"Our deepest fear is not that we are
inadequate.
Our deepest fear is that we are powerful
beyond measure.
It is our light, not our darkness, that most
frightens us.
We ask ourselves, Who am I to be brilliant,
gorgeous,
handsome, talented and fabulous?
Actually, who are you not to be?
You are a child of God.
Your playing small does not serve the world.
There is nothing enlightened about shrinking
so that other people won't feel insecure
around you.
We are all meant to shine, as children do.
We were born to make manifest the glory of
God within us.
It is not just in some; it is in everyone.

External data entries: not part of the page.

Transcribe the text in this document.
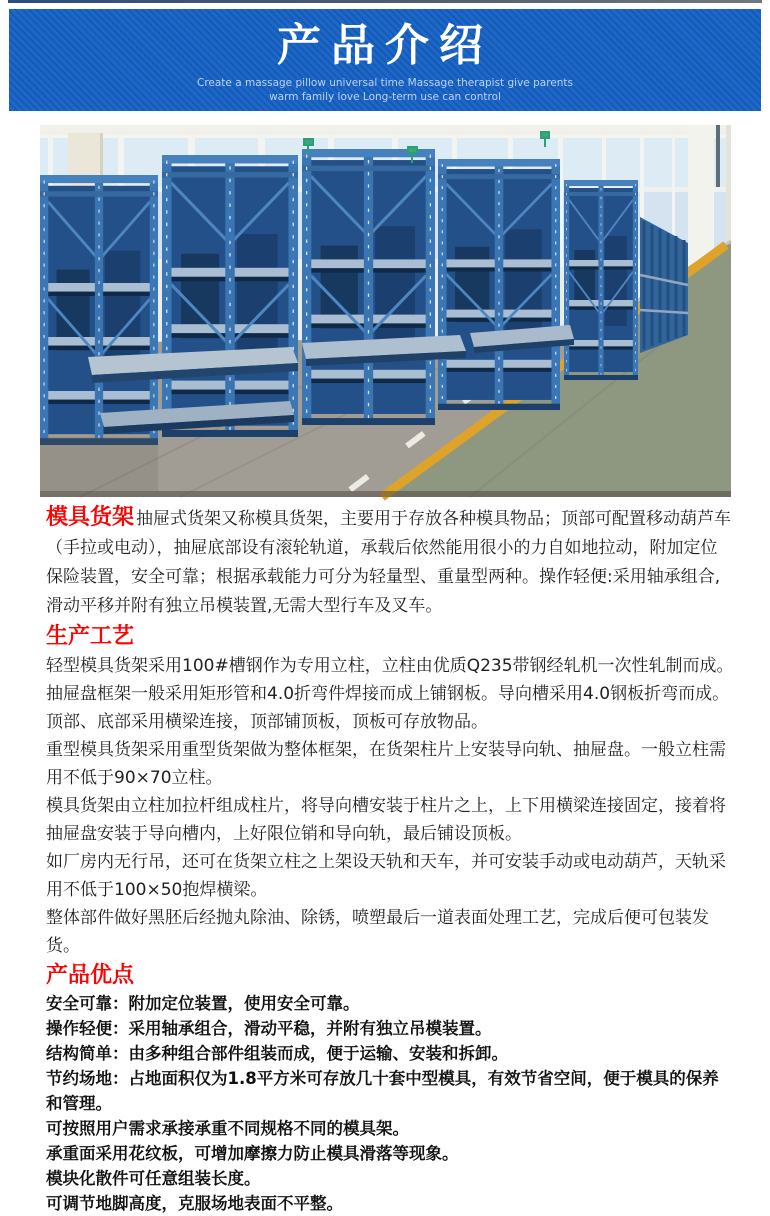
产品介绍
Create a massage pillow universal time Massage therapist give parents
warm family love Long-term use can control

模具货架 抽屉式货架又称模具货架，主要用于存放各种模具物品；顶部可配置移动葫芦车（手拉或电动），抽屉底部设有滚轮轨道，承载后依然能用很小的力自如地拉动，附加定位保险装置，安全可靠；根据承载能力可分为轻量型、重量型两种。操作轻便:采用轴承组合,滑动平移并附有独立吊模装置,无需大型行车及叉车。

生产工艺

轻型模具货架采用100#槽钢作为专用立柱，立柱由优质Q235带钢经轧机一次性轧制而成。

抽屉盘框架一般采用矩形管和4.0折弯件焊接而成上铺钢板。导向槽采用4.0钢板折弯而成。顶部、底部采用横梁连接，顶部铺顶板，顶板可存放物品。

重型模具货架采用重型货架做为整体框架，在货架柱片上安装导向轨、抽屉盘。一般立柱需用不低于90×70立柱。

模具货架由立柱加拉杆组成柱片，将导向槽安装于柱片之上，上下用横梁连接固定，接着将抽屉盘安装于导向槽内，上好限位销和导向轨，最后铺设顶板。

如厂房内无行吊，还可在货架立柱之上架设天轨和天车，并可安装手动或电动葫芦，天轨采用不低于100×50抱焊横梁。

整体部件做好黑胚后经抛丸除油、除锈，喷塑最后一道表面处理工艺，完成后便可包装发货。

产品优点

安全可靠：附加定位装置，使用安全可靠。

操作轻便：采用轴承组合，滑动平稳，并附有独立吊模装置。

结构简单：由多种组合部件组装而成，便于运输、安装和拆卸。

节约场地：占地面积仅为1.8平方米可存放几十套中型模具，有效节省空间，便于模具的保养和管理。

可按照用户需求承接承重不同规格不同的模具架。

承重面采用花纹板，可增加摩擦力防止模具滑落等现象。

模块化散件可任意组装长度。

可调节地脚高度，克服场地表面不平整。
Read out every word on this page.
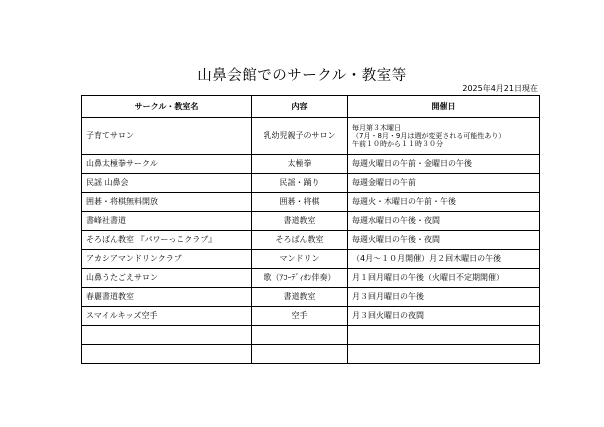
山鼻会館でのサークル・教室等
2025年4月21日現在
サークル・教室名	内容	開催日
子育てサロン	乳幼児親子のサロン	毎月第３木曜日
（7月・8月・9月は週が変更される可能性あり）
午前１０時から１１時３０分

山鼻太極拳サークル	太極拳	毎週火曜日の午前・金曜日の午後
民謡 山鼻会	民謡・踊り	毎週金曜日の午前
囲碁・将棋無料開放	囲碁・将棋	毎週火・木曜日の午前・午後
書峰社書道	書道教室	毎週水曜日の午後・夜間
そろばん教室 『パワーっこクラブ』	そろばん教室	毎週火曜日の午後・夜間
アカシアマンドリンクラブ	マンドリン	（4月～１０月開催）月２回木曜日の午後
山鼻うたごえサロン	歌（ｱｺｰﾃﾞｨｵﾝ伴奏）	月１回月曜日の午後（火曜日不定期開催）
春麗書道教室	書道教室	月３回月曜日の午後
スマイルキッズ空手	空手	月３回火曜日の夜間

And, as we let our own light shine, we
consciously give
other people permission to do the same.
As we are liberated from our fear,
our presence automatically liberates others."
-Marianne Williamson
When I heard these words for the first time
my eyes swelled and I found tear drops making a home in my lap. I wasn’t exactly
sure of where this overwhelming emotional outburst came from. I was watching the
movie Coach Carter and I wouldn’t necessarily describe it as a
tearjerker. Then it struck me, maybe I was crying because watching these young
boys transition to young men reminded me of my two brothers, growing; evolving;
becoming men in country where their life and experiences are often devalued. Or
maybe it was just me finally realizing that my deepest fear wasn’t failing but
rather succeeding all along. While failure isn’t my best friend, I have come to
value, respect and appreciate all that it brings to my life, as in my failures
I have found my greatest triumphs. My failures don’t necessarily prepare me for
the storm but they have given me the strength and tenacity to endure tumultuous
weather. It is in my failures where I am confronted, even challenged to
acknowledge who I am.
So who am I? I am a human being trying to
find balance amongst the light and darkness and not shrink in the process. I am a woman surrounded by “controlling
images” (Black Feminist Thought, Hill-Collins, 1990) that marginalizes my
existence not only as a woman but as a Black woman. Yet, I work diligently to challenge
historical and contemporary ideologies of “Blackness” and Black women both
through scholarship and activism. I am a consumer and critic of media, a job
that goes hand and hand for me. From movie to music to blogs to research, I’m
online in the trenches trying to remain current but also make sense of the many
images that I’m inundated with daily. How can I watch Law & Order and not be
excited to see S. Epatha Merkerson (aka Lieutenant Van Buren) in a position of
power yet not wonder if her character simply perpetuate “controlling images” of
Black women (i.e. the “matriarch”, the “professional/Black lady”). When I hear
discussion surrounding the image of Black women in the media, Momma Dee from
the show Love & Hip Hop-Atlanta seems to always find herself at the core of current
debates. Who am I to silence her truth, her life, her stories just because
I don’t agree or have a frame of reference for the life she’s led? How do I
listen to hip hop music and not be outraged over the misogyny and sexism but
also not acknowledge and question agency and autonomy? Why does hip hop receive
such bad representation yet Rock N Roll music has a Hall of Fame and Rhythm and
Blues, or even Country Western for that matter, can be equally as salacious or
violent just not as direct or abrasive? So as I try to find the right word or
words to tell you who I think I am, the best I can do today is tell you that I’m
an individual on a quest to find balance
not only in my life personally but socially and I hope that I can use the media
to serve as a NECESSARY conduit to promote positive social change.